III. KERANGKA PEMIKIRAN

3.1 Manajemen Strategi

Menurut David 2002, manajemen strategis didefinisikan sebagai seni dan pengetahuan untuk merumuskan, mengimplementasikan, dan mengevaluasi keputusan lintas fungsional yang membuat organisasi mampu mencapai obyektifnya. Fokus manajemen strategis terletak pada memadukan manajemen, pemasaran, keuangan, produksioperasi, penelitian dan pengembangan, serta sistem informasi komputer untuk mencapai keberhasilan organisasi.

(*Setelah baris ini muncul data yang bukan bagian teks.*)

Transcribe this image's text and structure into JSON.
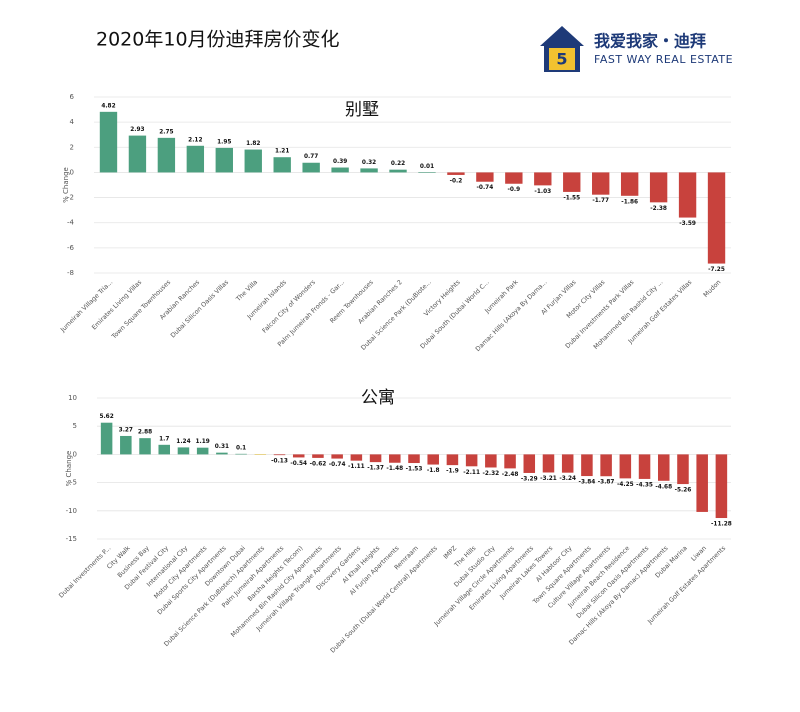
{
  "header": {
    "title": "2020年10月份迪拜房价变化",
    "brand": "我爱我家・迪拜",
    "brand_en": "FAST WAY REAL ESTATE"
  },
  "chart_data": [
    {
      "type": "bar",
      "title": "别墅",
      "y_label": "% Change",
      "categories": [
        "Jumeirah Village Tria...",
        "Emirates Living Villas",
        "Town Square Townhouses",
        "Arabian Ranches",
        "Dubai Silicon Oasis Villas",
        "The Villa",
        "Jumeirah Islands",
        "Falcon City of Wonders",
        "Palm Jumeirah Fronds - Gar...",
        "Reem Townhouses",
        "Arabian Ranches 2",
        "Dubai Science Park (DuBiote...",
        "Victory Heights",
        "Dubai South (Dubai World C...",
        "Jumeirah Park",
        "Damac Hills (Akoya By Dama...",
        "Al Furjan Villas",
        "Motor City Villas",
        "Dubai Investments Park Villas",
        "Mohammed Bin Rashid City ...",
        "Jumeirah Golf Estates Villas",
        "Mudon"
      ],
      "values": [
        4.82,
        2.93,
        2.75,
        2.12,
        1.95,
        1.82,
        1.21,
        0.77,
        0.39,
        0.32,
        0.22,
        0.01,
        -0.2,
        -0.74,
        -0.9,
        -1.03,
        -1.55,
        -1.77,
        -1.86,
        -2.38,
        -3.59,
        -7.25
      ],
      "value_labels": [
        "4.82",
        "2.93",
        "2.75",
        "2.12",
        "1.95",
        "1.82",
        "1.21",
        "0.77",
        "0.39",
        "0.32",
        "0.22",
        "0.01",
        "-0.2",
        "-0.74",
        "-0.9",
        "-1.03",
        "-1.55",
        "-1.77",
        "-1.86",
        "-2.38",
        "-3.59",
        "-7.25"
      ],
      "positive_color": "#4c9f7f",
      "negative_color": "#c8423d",
      "ylim": [
        -8,
        6
      ],
      "yticks": [
        -8,
        -6,
        -4,
        -2,
        0,
        2,
        4,
        6
      ],
      "grid": true
    },
    {
      "type": "bar",
      "title": "公寓",
      "y_label": "% Change",
      "categories": [
        "Dubai Investments P...",
        "City Walk",
        "Business Bay",
        "Dubai Festival City",
        "International City",
        "Motor City Apartments",
        "Dubai Sports City Apartments",
        "Downtown Dubai",
        "Dubai Science Park (DuBiotech) Apartments",
        "Palm Jumeirah Apartments",
        "Barsha Heights (Tecom)",
        "Mohammed Bin Rashid City Apartments",
        "Jumeirah Village Triangle Apartments",
        "Discovery Gardens",
        "Al Khail Heights",
        "Al Furjan Apartments",
        "Remraam",
        "Dubai South (Dubai World Central) Apartments",
        "IMPZ",
        "The Hills",
        "Dubai Studio City",
        "Jumeirah Village Circle Apartments",
        "Emirates Living Apartments",
        "Jumeirah Lakes Towers",
        "Al Habtoor City",
        "Town Square Apartments",
        "Culture Village Apartments",
        "Jumeirah Beach Residence",
        "Dubai Silicon Oasis Apartments",
        "Damac Hills (Akoya By Damac) Apartments",
        "Dubai Marina",
        "Liwan",
        "Jumeirah Golf Estates Apartments"
      ],
      "values": [
        5.62,
        3.27,
        2.88,
        1.7,
        1.24,
        1.19,
        0.31,
        0.1,
        0.05,
        -0.13,
        -0.54,
        -0.62,
        -0.74,
        -1.11,
        -1.37,
        -1.48,
        -1.53,
        -1.8,
        -1.9,
        -2.11,
        -2.32,
        -2.48,
        -3.29,
        -3.21,
        -3.24,
        -3.84,
        -3.87,
        -4.25,
        -4.35,
        -4.68,
        -5.26,
        -10.2,
        -11.28
      ],
      "value_labels": [
        "5.62",
        "3.27",
        "2.88",
        "1.7",
        "1.24",
        "1.19",
        "0.31",
        "0.1",
        null,
        "-0.13",
        "-0.54",
        "-0.62",
        "-0.74",
        "-1.11",
        "-1.37",
        "-1.48",
        "-1.53",
        "-1.8",
        "-1.9",
        "-2.11",
        "-2.32",
        "-2.48",
        "-3.29",
        "-3.21",
        "-3.24",
        "-3.84",
        "-3.87",
        "-4.25",
        "-4.35",
        "-4.68",
        "-5.26",
        null,
        "-11.28"
      ],
      "positive_color": "#4c9f7f",
      "negative_color": "#c8423d",
      "neutral_color": "#e6c54a",
      "neutral_index": 8,
      "ylim": [
        -15,
        10
      ],
      "yticks": [
        -15,
        -10,
        -5,
        0,
        5,
        10
      ],
      "grid": true
    }
  ]
}
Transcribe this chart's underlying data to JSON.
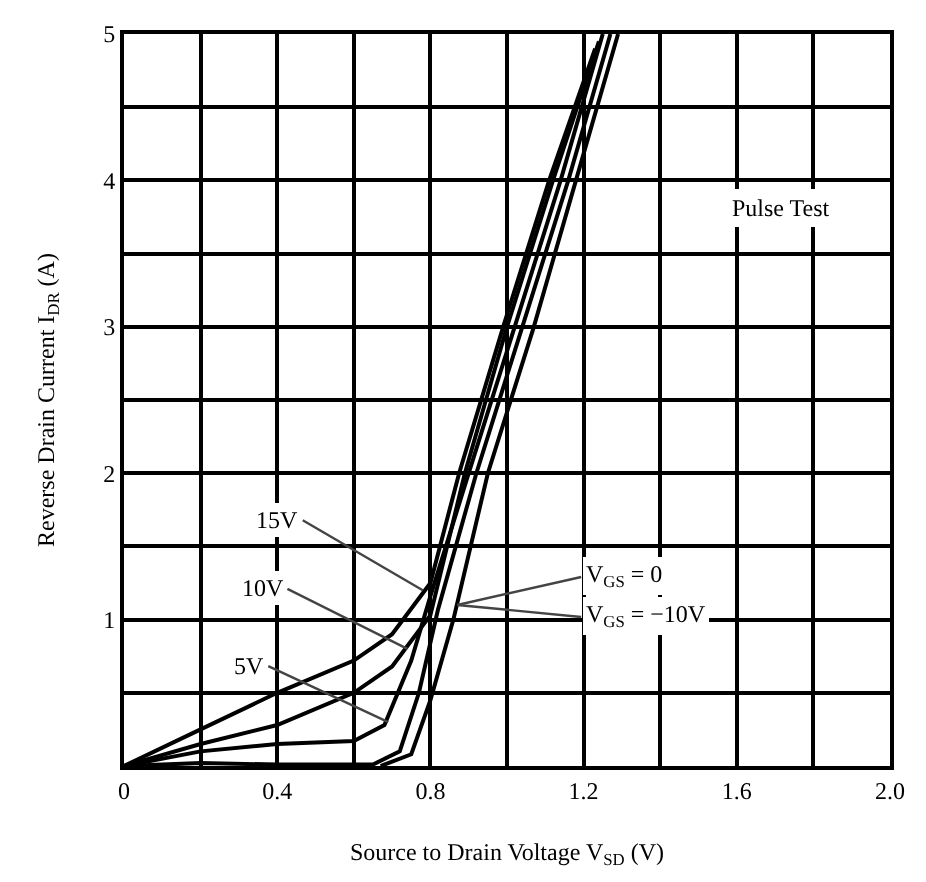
{
  "chart_data": {
    "type": "line",
    "xlabel": "Source to Drain Voltage V$_{SD}$ (V)",
    "ylabel": "Reverse Drain Current I$_{DR}$ (A)",
    "xlim": [
      0,
      2.0
    ],
    "ylim": [
      0,
      5
    ],
    "xticks": [
      0,
      {
        "value": 0.2,
        "label": null
      },
      {
        "value": 0.4,
        "label": "0.4"
      },
      {
        "value": 0.6,
        "label": null
      },
      {
        "value": 0.8,
        "label": "0.8"
      },
      {
        "value": 1.0,
        "label": null
      },
      {
        "value": 1.2,
        "label": "1.2"
      },
      {
        "value": 1.4,
        "label": null
      },
      {
        "value": 1.6,
        "label": "1.6"
      },
      {
        "value": 1.8,
        "label": null
      },
      {
        "value": 2.0,
        "label": "2.0"
      }
    ],
    "yticks": [
      {
        "value": 0,
        "label": null
      },
      {
        "value": 0.5,
        "label": null
      },
      1,
      {
        "value": 1.5,
        "label": null
      },
      2,
      {
        "value": 2.5,
        "label": null
      },
      3,
      {
        "value": 3.5,
        "label": null
      },
      4,
      {
        "value": 4.5,
        "label": null
      },
      5
    ],
    "grid": true,
    "marker": "none",
    "line_style": "solid",
    "series": [
      {
        "color": "#000000",
        "x": [
          0,
          0.2,
          0.4,
          0.6,
          0.7,
          0.8,
          0.875,
          0.99,
          1.11,
          1.23
        ],
        "values": [
          0,
          0.25,
          0.5,
          0.72,
          0.9,
          1.25,
          2,
          3,
          4,
          4.9
        ]
      },
      {
        "color": "#000000",
        "x": [
          0,
          0.2,
          0.4,
          0.6,
          0.7,
          0.8,
          0.89,
          1.0,
          1.12,
          1.24
        ],
        "values": [
          0,
          0.15,
          0.28,
          0.5,
          0.68,
          1.03,
          2,
          3,
          4,
          4.95
        ]
      },
      {
        "color": "#000000",
        "x": [
          0,
          0.2,
          0.4,
          0.6,
          0.68,
          0.75,
          0.8,
          0.9,
          1.02,
          1.14,
          1.25
        ],
        "values": [
          0,
          0.1,
          0.15,
          0.17,
          0.28,
          0.72,
          1.16,
          2,
          3,
          4,
          5
        ]
      },
      {
        "color": "#000000",
        "x": [
          0,
          0.2,
          0.4,
          0.65,
          0.72,
          0.77,
          0.82,
          0.92,
          1.04,
          1.16,
          1.27
        ],
        "values": [
          0,
          0.02,
          0.01,
          0.01,
          0.1,
          0.5,
          1.07,
          2,
          3,
          4,
          5
        ]
      },
      {
        "color": "#000000",
        "x": [
          0.67,
          0.75,
          0.8,
          0.86,
          0.95,
          1.07,
          1.18,
          1.29
        ],
        "values": [
          0,
          0.08,
          0.45,
          1.0,
          2,
          3,
          4,
          5
        ]
      }
    ],
    "annotations": [
      {
        "text": "15V",
        "x": 0.78,
        "y": 1.2
      },
      {
        "text": "10V",
        "x": 0.74,
        "y": 0.8
      },
      {
        "text": "5V",
        "x": 0.69,
        "y": 0.3
      },
      {
        "text": "V$_{GS}$ = 0",
        "x": 0.87,
        "y": 1.1
      },
      {
        "text": "V$_{GS}$ = −10V",
        "x": 0.87,
        "y": 1.1
      },
      "Pulse Test"
    ]
  }
}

Sedangkan menurut Pearce dan Robinson 1997, manajemen strategi adalah sebagai kumpulan keputusan dan tindakan yang menghasilkan perumusan formulasi dan pelaksanaan implementasi rencana-rencana yang dirancang untuk mencapai sasaran-sasaran perusahaan. Pearce dan Robinson 1997 menjelaskan bahwa dalam proses manajemen strategik terdiri dari sembilan tugas penting, yaitu : 1. Merumuskan misi perusahaan, meliputi rumusan umum tentang maksud keberadaan purpose, filosofi philosophy, dan tujuan goal. 2. Mengembangkan profil perusahaan yang mencerminkan kondisi internal dan kapabilitasnya. 3. Menilai lingkungan eksternal perusahaan, meliputi baik pesaing maupun faktor-faktor kontekstual umum. 4. Menganalisis opsi perusahaan dengan mencocokkan sumber dayanya dengan lingkungan eksternal.